Hazen, yang menyamar sebagai Kei, membungkuk sedikit ke arah benda itu sambil berbicara. Karena itu adalah alat sihir transmisi suara yang hanya bisa bertukar suara, mereka tidak bisa saling melihat, tetapi dia tetap menunjukkan rasa hormat kepada pemiliknya. Itu adalah tindakan yang lahir dari kesetiaan yang kuat.
[Apa kabar?]
“Mereka sekarang sedang menunggu penawarnya. Dilihat dari penampilannya saja, dia memiliki ciri-ciri keluarga Halos, tapi saya belum yakin.”
Hazen menghabiskan beberapa hari sebagai Kei dan melaporkan apa yang dilihatnya. Seperti ‘Raphelion’ yang mereka cari, anak yang saat ini tinggal di kediaman Duke memiliki mata merah dan rambut hitam. Namun, karena ia belum diverifikasi dengan penawarnya, ia tidak dapat bergerak dengan tergesa-gesa.

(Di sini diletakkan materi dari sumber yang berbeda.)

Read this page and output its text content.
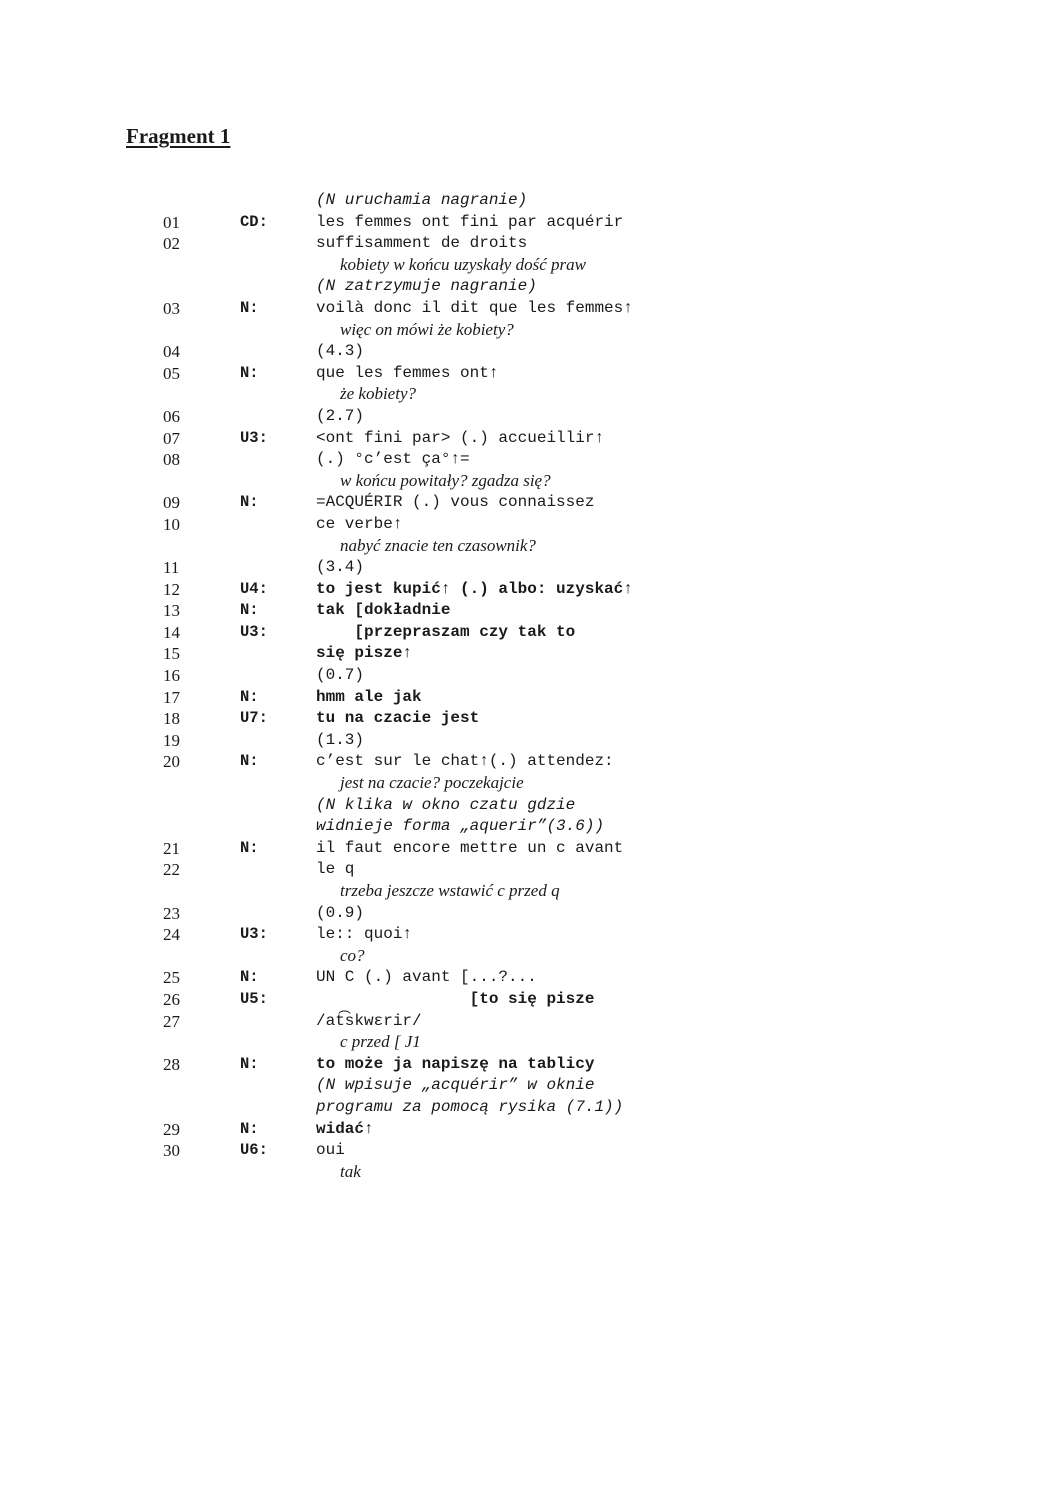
Fragment 1
(N uruchamia nagranie)
01	CD:	les femmes ont fini par acquérir
02	suffisamment de droits
kobiety w końcu uzyskały dość praw
(N zatrzymuje nagranie)
03	N:	voilà donc il dit que les femmes↑
więc on mówi że kobiety?
04	(4.3)
05	N:	que les femmes ont↑
że kobiety?
06	(2.7)
07	U3:	<ont fini par> (.) accueillir↑
08	(.) °c’est ça°↑=
w końcu powitały? zgadza się?
09	N:	=ACQUÉRIR (.) vous connaissez
10	ce verbe↑
nabyć znacie ten czasownik?
11	(3.4)
12	U4:	to jest kupić↑ (.) albo: uzyskać↑
13	N:	tak [dokładnie
14	U3:	[przepraszam czy tak to
15	się pisze↑
16	(0.7)
17	N:	hmm ale jak
18	U7:	tu na czacie jest
19	(1.3)
20	N:	c’est sur le chat↑(.) attendez:
jest na czacie? poczekajcie
(N klika w okno czatu gdzie
widnieje forma „aquerir”(3.6))
21	N:	il faut encore mettre un c avant
22	le q
trzeba jeszcze wstawić c przed q
23	(0.9)
24	U3:	le:: quoi↑
co?
25	N:	UN C (.) avant [...?...
26	U5:	[to się pisze
27	/at͡skwɛrir/
c przed [ J1
28	N:	to może ja napiszę na tablicy
(N wpisuje „acquérir” w oknie
programu za pomocą rysika (7.1))
29	N:	widać↑
30	U6:	oui
tak
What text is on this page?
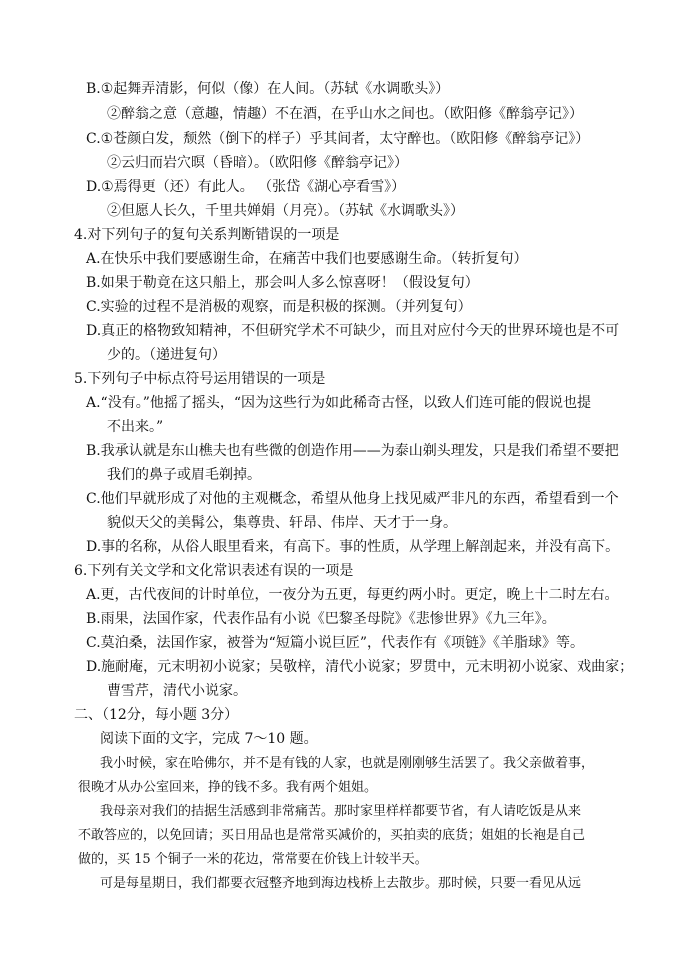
B.①起舞弄清影，何似（像）在人间。（苏轼《水调歌头》）
②醉翁之意（意趣，情趣）不在酒，在乎山水之间也。（欧阳修《醉翁亭记》）
C.①苍颜白发，颓然（倒下的样子）乎其间者，太守醉也。（欧阳修《醉翁亭记》）
②云归而岩穴暝（昏暗）。（欧阳修《醉翁亭记》）
D.①焉得更（还）有此人。 （张岱《湖心亭看雪》）
②但愿人长久，千里共婵娟（月亮）。（苏轼《水调歌头》）
4.对下列句子的复句关系判断错误的一项是
A.在快乐中我们要感谢生命，在痛苦中我们也要感谢生命。（转折复句）
B.如果于勒竟在这只船上，那会叫人多么惊喜呀！（假设复句）
C.实验的过程不是消极的观察，而是积极的探测。（并列复句）
D.真正的格物致知精神，不但研究学术不可缺少，而且对应付今天的世界环境也是不可
少的。（递进复句）
5.下列句子中标点符号运用错误的一项是
A.“没有。”他摇了摇头，“因为这些行为如此稀奇古怪，以致人们连可能的假说也提
不出来。”
B.我承认就是东山樵夫也有些微的创造作用——为泰山剃头理发，只是我们希望不要把
我们的鼻子或眉毛剃掉。
C.他们早就形成了对他的主观概念，希望从他身上找见威严非凡的东西，希望看到一个
貌似天父的美髯公，集尊贵、轩昂、伟岸、天才于一身。
D.事的名称，从俗人眼里看来，有高下。事的性质，从学理上解剖起来，并没有高下。
6.下列有关文学和文化常识表述有误的一项是
A.更，古代夜间的计时单位，一夜分为五更，每更约两小时。更定，晚上十二时左右。
B.雨果，法国作家，代表作品有小说《巴黎圣母院》《悲惨世界》《九三年》。
C.莫泊桑，法国作家，被誉为“短篇小说巨匠”，代表作有《项链》《羊脂球》等。
D.施耐庵，元末明初小说家；吴敬梓，清代小说家；罗贯中，元末明初小说家、戏曲家；
曹雪芹，清代小说家。
二、（12分，每小题 3分）
阅读下面的文字，完成 7～10 题。
我小时候，家在哈佛尔，并不是有钱的人家，也就是刚刚够生活罢了。我父亲做着事，
很晚才从办公室回来，挣的钱不多。我有两个姐姐。
我母亲对我们的拮据生活感到非常痛苦。那时家里样样都要节省，有人请吃饭是从来
不敢答应的，以免回请；买日用品也是常常买减价的，买拍卖的底货；姐姐的长袍是自己
做的，买 15 个铜子一米的花边，常常要在价钱上计较半天。
可是每星期日，我们都要衣冠整齐地到海边栈桥上去散步。那时候，只要一看见从远
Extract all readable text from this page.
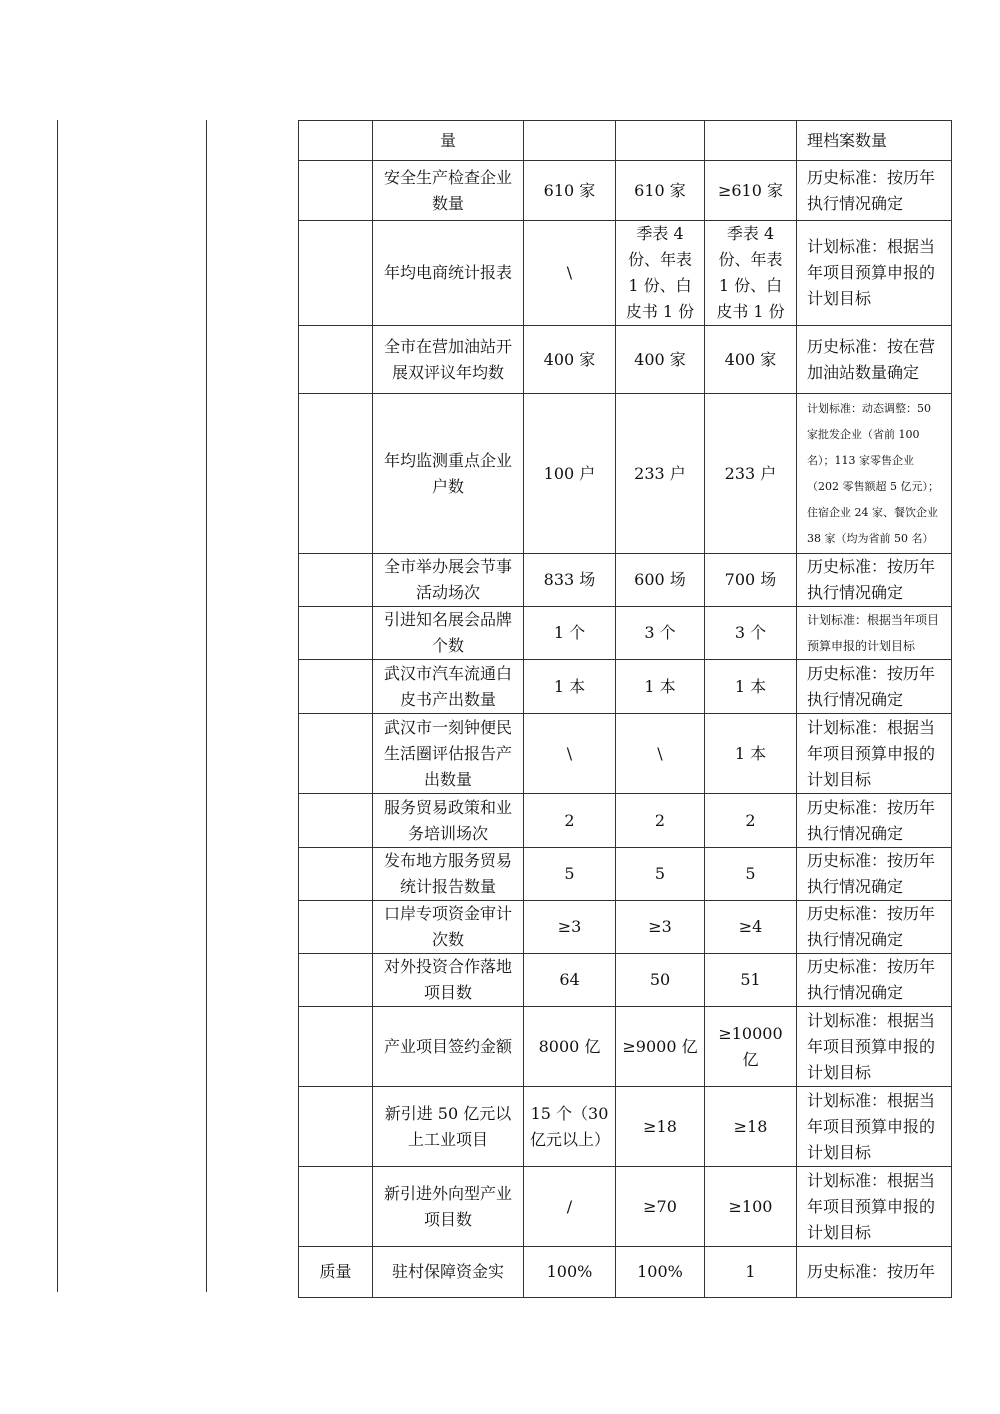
	量				理档案数量
	安全生产检查企业数量	610 家	610 家	≥610 家	历史标准：按历年执行情况确定
	年均电商统计报表	\	季表 4 份、年表 1 份、白皮书 1 份	季表 4 份、年表 1 份、白皮书 1 份	计划标准：根据当年项目预算申报的计划目标
	全市在营加油站开展双评议年均数	400 家	400 家	400 家	历史标准：按在营加油站数量确定
	年均监测重点企业户数	100 户	233 户	233 户	计划标准：动态调整：50 家批发企业（省前 100 名）；113 家零售企业（202 零售额超 5 亿元）；住宿企业 24 家、餐饮企业 38 家（均为省前 50 名）
	全市举办展会节事活动场次	833 场	600 场	700 场	历史标准：按历年执行情况确定
	引进知名展会品牌个数	1 个	3 个	3 个	计划标准：根据当年项目预算申报的计划目标
	武汉市汽车流通白皮书产出数量	1 本	1 本	1 本	历史标准：按历年执行情况确定
	武汉市一刻钟便民生活圈评估报告产出数量	\	\	1 本	计划标准：根据当年项目预算申报的计划目标
	服务贸易政策和业务培训场次	2	2	2	历史标准：按历年执行情况确定
	发布地方服务贸易统计报告数量	5	5	5	历史标准：按历年执行情况确定
	口岸专项资金审计次数	≥3	≥3	≥4	历史标准：按历年执行情况确定
	对外投资合作落地项目数	64	50	51	历史标准：按历年执行情况确定
	产业项目签约金额	8000 亿	≥9000 亿	≥10000 亿	计划标准：根据当年项目预算申报的计划目标
	新引进 50 亿元以上工业项目	15 个（30 亿元以上）	≥18	≥18	计划标准：根据当年项目预算申报的计划目标
	新引进外向型产业项目数	/	≥70	≥100	计划标准：根据当年项目预算申报的计划目标
质量	驻村保障资金实	100%	100%	1	历史标准：按历年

[Lihat dari samping. Jika memungkinkan, tetaplah dekat.]
“Dipahami.”
Hazen berlutut dengan satu kaki dengan suara yang tak tergoyahkan. Alat ajaib yang melayang di udara itu berdengung seperti serangga terbang dan terhisap kembali ke kalungnya. Ia menyelipkan kalung itu ke dalam bajunya, menyembunyikannya dari pandangan. Kemudian meninggalkan ruang bawah tanah dan kembali bekerja seolah-olah tidak terjadi apa-apa.